Those who are interested in learning the best practices in protecting and preserving antique firearms are invited to attend a Thursday, Feb. 13 session at 10 a.m. at the Cherokee National Prison Museum.
Rick Parker, owner of Parker Conservation Inc., of Gentry, Ark., will lead the class.
Parker, who has nearly 40 years of experience in art conservation, has lectured at numerous institutions, including the Smithsonian, M.I.T., Society for the Preservation of New England Antiquities, Colonial Williamsburg and the Canadian Conservation Institute.
The published author has worked on objects from the White House, Mount Vernon, Monticello, The Hermitage, Biltmore, Beauvoir, U.S.S. Constitution (Old Ironsides), William J. Clinton Presidential Library and the Harry S. Truman Presidential Library, as well as individual presidential collections.
The cost to attend is $25. Registration is limited to 25 people on a first-come, first-served basis. Registration requests must be sent to Cherokee.Tourism@cnent.com.
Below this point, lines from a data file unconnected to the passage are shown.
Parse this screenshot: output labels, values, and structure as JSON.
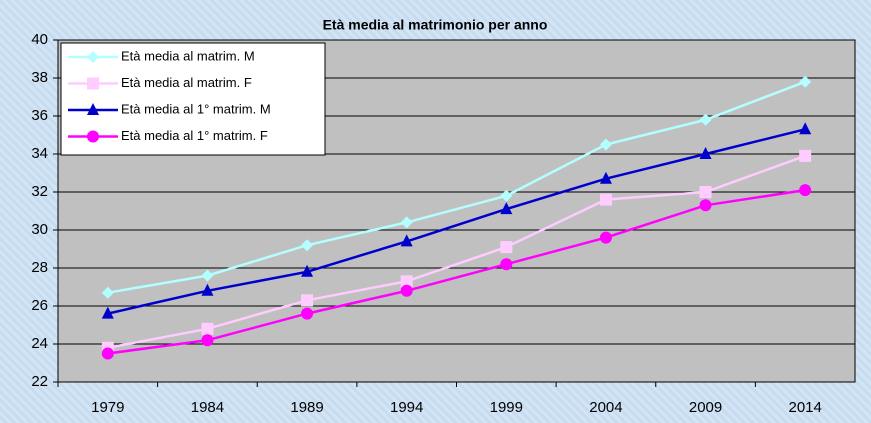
{
  "chart_data": {
    "type": "line",
    "title": "Età media al matrimonio per anno",
    "categories": [
      "1979",
      "1984",
      "1989",
      "1994",
      "1999",
      "2004",
      "2009",
      "2014"
    ],
    "series": [
      {
        "name": "Età media al matrim. M",
        "color": "#b3ffff",
        "marker": "diamond",
        "values": [
          26.7,
          27.6,
          29.2,
          30.4,
          31.8,
          34.5,
          35.8,
          37.8
        ]
      },
      {
        "name": "Età media al matrim. F",
        "color": "#ffccff",
        "marker": "square",
        "values": [
          23.8,
          24.8,
          26.3,
          27.3,
          29.1,
          31.6,
          32.0,
          33.9
        ]
      },
      {
        "name": "Età media al 1° matrim. M",
        "color": "#0000cc",
        "marker": "triangle",
        "values": [
          25.6,
          26.8,
          27.8,
          29.4,
          31.1,
          32.7,
          34.0,
          35.3
        ]
      },
      {
        "name": "Età media al 1° matrim. F",
        "color": "#ff00ff",
        "marker": "circle",
        "values": [
          23.5,
          24.2,
          25.6,
          26.8,
          28.2,
          29.6,
          31.3,
          32.1
        ]
      }
    ],
    "ylim": [
      22,
      40
    ],
    "yticks": [
      22,
      24,
      26,
      28,
      30,
      32,
      34,
      36,
      38,
      40
    ],
    "grid": true,
    "legend": "top-left"
  }
}
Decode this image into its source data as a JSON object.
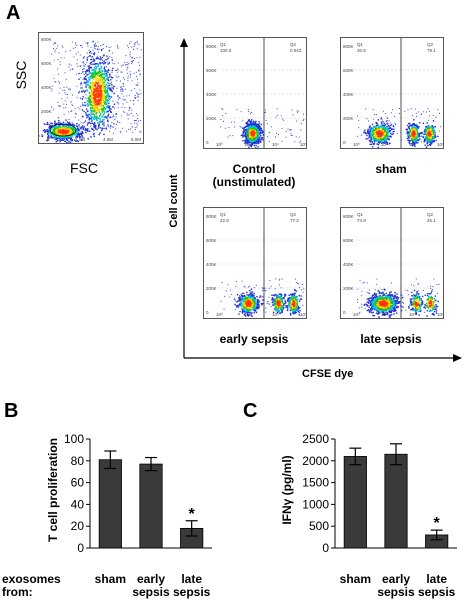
{
  "panel_labels": {
    "a": "A",
    "b": "B",
    "c": "C"
  },
  "gating": {
    "y_label": "SSC",
    "x_label": "FSC",
    "y_ticks": [
      "800K",
      "600K",
      "400K",
      "200K",
      "0"
    ],
    "x_ticks": [
      "0",
      "2.0M",
      "4.0M",
      "6.0M"
    ]
  },
  "flow_grid": {
    "y_axis_title": "Cell count",
    "x_axis_title": "CFSE dye",
    "plots": [
      {
        "id": "control",
        "label_lines": [
          "Control",
          "(unstimulated)"
        ],
        "q1_label": "Q1",
        "q1_value": "100.0",
        "q2_label": "Q2",
        "q2_value": "0.043"
      },
      {
        "id": "sham",
        "label_lines": [
          "sham"
        ],
        "q1_label": "Q1",
        "q1_value": "20.9",
        "q2_label": "Q2",
        "q2_value": "79.1"
      },
      {
        "id": "early",
        "label_lines": [
          "early sepsis"
        ],
        "q1_label": "Q1",
        "q1_value": "22.8",
        "q2_label": "Q2",
        "q2_value": "77.2"
      },
      {
        "id": "late",
        "label_lines": [
          "late sepsis"
        ],
        "q1_label": "Q1",
        "q1_value": "74.9",
        "q2_label": "Q2",
        "q2_value": "25.1"
      }
    ],
    "y_ticks": [
      "800K",
      "600K",
      "400K",
      "200K",
      "0"
    ],
    "x_ticks": [
      "10⁰",
      "10²",
      "10⁴",
      "10⁶"
    ]
  },
  "exosome_row_label": [
    "exosomes",
    "from:"
  ],
  "chart_data": [
    {
      "type": "bar",
      "panel": "B",
      "categories": [
        [
          "sham"
        ],
        [
          "early",
          "sepsis"
        ],
        [
          "late",
          "sepsis"
        ]
      ],
      "values": [
        81,
        77,
        18
      ],
      "errors": [
        8,
        6,
        7
      ],
      "significance": [
        "",
        "",
        "*"
      ],
      "ylabel": "T cell proliferation",
      "ylim": [
        0,
        100
      ],
      "yticks": [
        0,
        20,
        40,
        60,
        80,
        100
      ],
      "color": "#3a3a3a"
    },
    {
      "type": "bar",
      "panel": "C",
      "categories": [
        [
          "sham"
        ],
        [
          "early",
          "sepsis"
        ],
        [
          "late",
          "sepsis"
        ]
      ],
      "values": [
        2100,
        2150,
        300
      ],
      "errors": [
        190,
        240,
        110
      ],
      "significance": [
        "",
        "",
        "*"
      ],
      "ylabel": "IFNγ (pg/ml)",
      "ylim": [
        0,
        2500
      ],
      "yticks": [
        0,
        500,
        1000,
        1500,
        2000,
        2500
      ],
      "color": "#3a3a3a"
    }
  ]
}
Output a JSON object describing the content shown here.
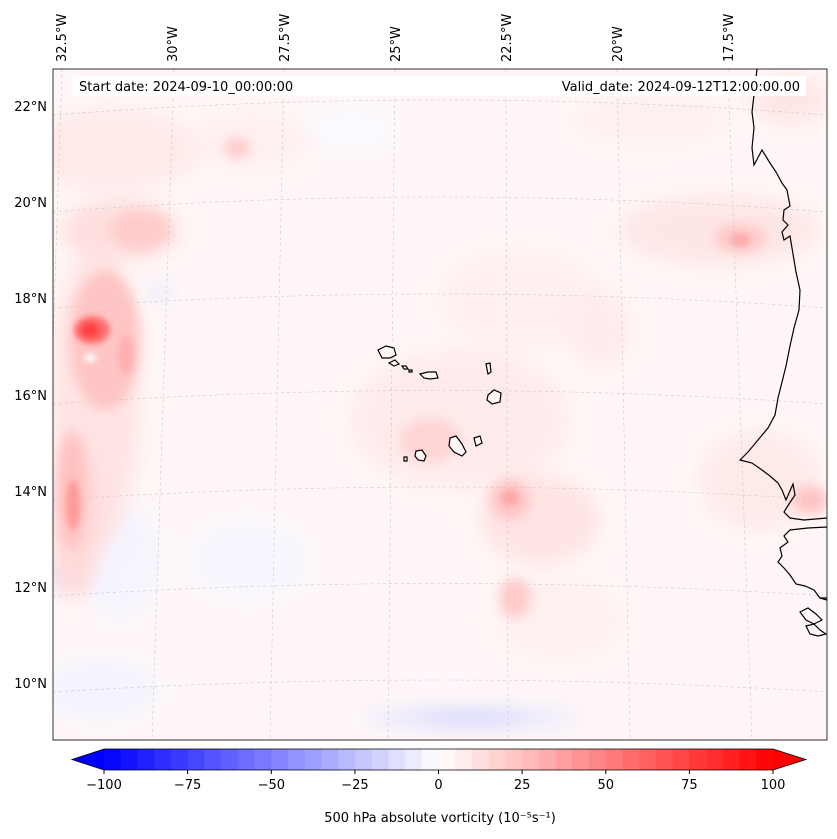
{
  "map": {
    "type": "filled-contour-map",
    "projection": "lambert-conformal",
    "region": "Eastern tropical Atlantic, Cape Verde Islands and West African coast",
    "lon_range": [
      -33,
      -16
    ],
    "lat_range": [
      9,
      22.8
    ],
    "start_date_label": "Start date: 2024-09-10_00:00:00",
    "valid_date_label": "Valid_date: 2024-09-12T12:00:00.00",
    "lon_labels": [
      "32.5°W",
      "30°W",
      "27.5°W",
      "25°W",
      "22.5°W",
      "20°W",
      "17.5°W"
    ],
    "lat_labels": [
      "22°N",
      "20°N",
      "18°N",
      "16°N",
      "14°N",
      "12°N",
      "10°N"
    ],
    "vorticity_features": [
      {
        "name": "western strong maximum",
        "lon": -32.6,
        "lat": 17.3,
        "value": 75
      },
      {
        "name": "western band south",
        "lon": -32.8,
        "lat": 13.8,
        "value": 35
      },
      {
        "name": "northwest small maximum",
        "lon": -29.8,
        "lat": 21.2,
        "value": 30
      },
      {
        "name": "east of Cape Verde maximum",
        "lon": -22.7,
        "lat": 13.9,
        "value": 35
      },
      {
        "name": "southern maximum",
        "lon": -22.5,
        "lat": 11.8,
        "value": 25
      },
      {
        "name": "coastal maximum near Senegal",
        "lon": -17.3,
        "lat": 19.3,
        "value": 30
      },
      {
        "name": "southern negative band",
        "lon": -23.5,
        "lat": 9.3,
        "value": -15
      }
    ]
  },
  "colorbar": {
    "label": "500 hPa absolute vorticity (10⁻⁵s⁻¹)",
    "min": -100,
    "max": 100,
    "tick_labels": [
      "−100",
      "−75",
      "−50",
      "−25",
      "0",
      "25",
      "50",
      "75",
      "100"
    ],
    "low_color": "#0000ff",
    "high_color": "#ff0000",
    "mid_color": "#ffffff"
  }
}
No firearms are permitted on the prison museum grounds. Please bring photos of the firearm to reference when asking questions.
The Cherokee National Prison Museum was the only penitentiary building in Indian Territory from 1875 to 1901. It housed sentenced and accused prisoners from throughout the territory. The interpretive site and museum show visitors how law and order operated in Indian Territory.
The museum is located at 124 E. Choctaw St.